Kommentar: Fed-Chef Powell ist über jeden Zweifel erhaben

Es ist immer heikel, wenn Notenbanker unter dem Verdacht stehen, dass ihre Entscheidungen auch politisch getrieben sind, statt nur auf einer Analyse der Wirtschaftsdaten zu basieren. Die Finanzmärkte jedenfalls beobachten jeden Auftritt von Fed-Chef Jerome Powell mit Argusaugen.
Mehr noch als die Frage, ob die jüngsten Arbeitsmarkt- und Inflationsdaten eine Zinssenkung im September wahrscheinlich oder gar erforderlich machen, geht es aus ihrer Sicht um nahezu Schicksalhaftes: Ist Powell in der Lage, die Unabhängigkeit der Notenbank gegen politischen Druck zu verteidigen?

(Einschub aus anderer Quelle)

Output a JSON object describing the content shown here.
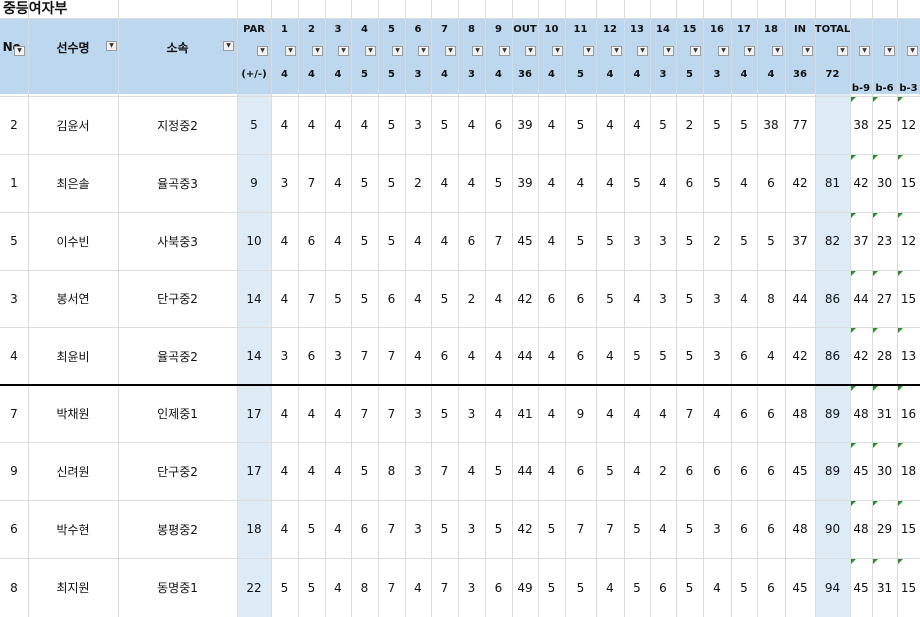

Seit Monaten drängt US-Präsident Donald Trump den Notenbank-Chef öffentlich, die Zinsen zu senken. Er benötigt niedrige Zinsen für die Refinanzierung der US-Staatsverschuldung, die die Marke von 120 Prozent der Wirtschaftsleistung übersprungen hat und nun bei rund 37 Billionen Dollar liegt. Wie schon sein Vorgänger fährt Trump Budgetdefizite zwischen fünf und sieben Prozent, die an Kriegszeiten erinnern. Trump droht, beschimpft und beleidigt den Mann an der Spitze der mächtigsten Notenbank, dessen Macht wie die des Präsidenten weit über US-amerikanische Grenzen hinausreicht.

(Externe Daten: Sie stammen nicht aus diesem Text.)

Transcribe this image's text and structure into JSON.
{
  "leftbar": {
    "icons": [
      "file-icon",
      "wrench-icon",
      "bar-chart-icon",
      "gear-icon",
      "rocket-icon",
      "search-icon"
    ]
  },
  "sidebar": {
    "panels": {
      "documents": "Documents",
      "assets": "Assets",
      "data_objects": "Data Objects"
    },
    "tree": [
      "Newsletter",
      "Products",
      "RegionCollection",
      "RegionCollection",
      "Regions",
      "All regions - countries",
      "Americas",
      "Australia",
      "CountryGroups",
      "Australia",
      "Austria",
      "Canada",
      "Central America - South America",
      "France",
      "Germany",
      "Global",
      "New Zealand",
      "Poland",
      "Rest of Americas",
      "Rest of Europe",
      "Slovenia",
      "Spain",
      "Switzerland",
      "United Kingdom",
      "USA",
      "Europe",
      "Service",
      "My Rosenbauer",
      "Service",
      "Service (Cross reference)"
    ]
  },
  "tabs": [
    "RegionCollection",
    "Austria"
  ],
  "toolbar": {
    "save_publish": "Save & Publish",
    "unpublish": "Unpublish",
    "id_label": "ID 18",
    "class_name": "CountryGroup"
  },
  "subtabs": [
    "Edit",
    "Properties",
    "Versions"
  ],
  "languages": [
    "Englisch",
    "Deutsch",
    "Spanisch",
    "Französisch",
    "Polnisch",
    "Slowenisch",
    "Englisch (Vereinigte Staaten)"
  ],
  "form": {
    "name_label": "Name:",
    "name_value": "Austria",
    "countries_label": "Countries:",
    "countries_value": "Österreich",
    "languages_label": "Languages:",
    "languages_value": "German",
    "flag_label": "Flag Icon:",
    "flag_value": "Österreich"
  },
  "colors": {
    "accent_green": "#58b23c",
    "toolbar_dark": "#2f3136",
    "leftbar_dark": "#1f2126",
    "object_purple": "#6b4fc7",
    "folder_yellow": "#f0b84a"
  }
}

Powell weiß, was auf dem Spiel steht
Doch Powell hat einmal mehr die bestmögliche Variante gewählt, um die kontinuierlichen Attacken des Präsidenten abzuwehren: Er ignoriert sie schlichtweg. Das nennt man souveräne Gelassenheit.
Mit keinem Wort ging Powell bei seiner mit Spannung erwarteten Rede in Jackson Hole auf die Übergriffigkeit Trumps ein. Er machte klar, dass die schwachen Arbeitsmarktdaten einerseits für eine Zinssenkung sprächen – möglicherweise schon im September –, mahnte aber andererseits zur Vorsicht angesichts der nach wie vor hartnäckigen Inflation und der kaum kalkulierbaren Folgen der Strafzölle auf die Preisentwicklung.
Powell gab sich noch nüchterner, noch trockener als gewöhnlich, simulierte Normalität. Er will weder im Verdacht stehen, als williger Vollstrecker des Präsidenten zu agieren, noch will er, dass der Eindruck entsteht, er vermeide notwendige Zinssenkungen, nur um ein Signal der Unabhängigkeit zu senden.
Die Notenbank macht schlichtweg ihren Job. Das ist die Botschaft seiner letzten Rede in Jackson Hole.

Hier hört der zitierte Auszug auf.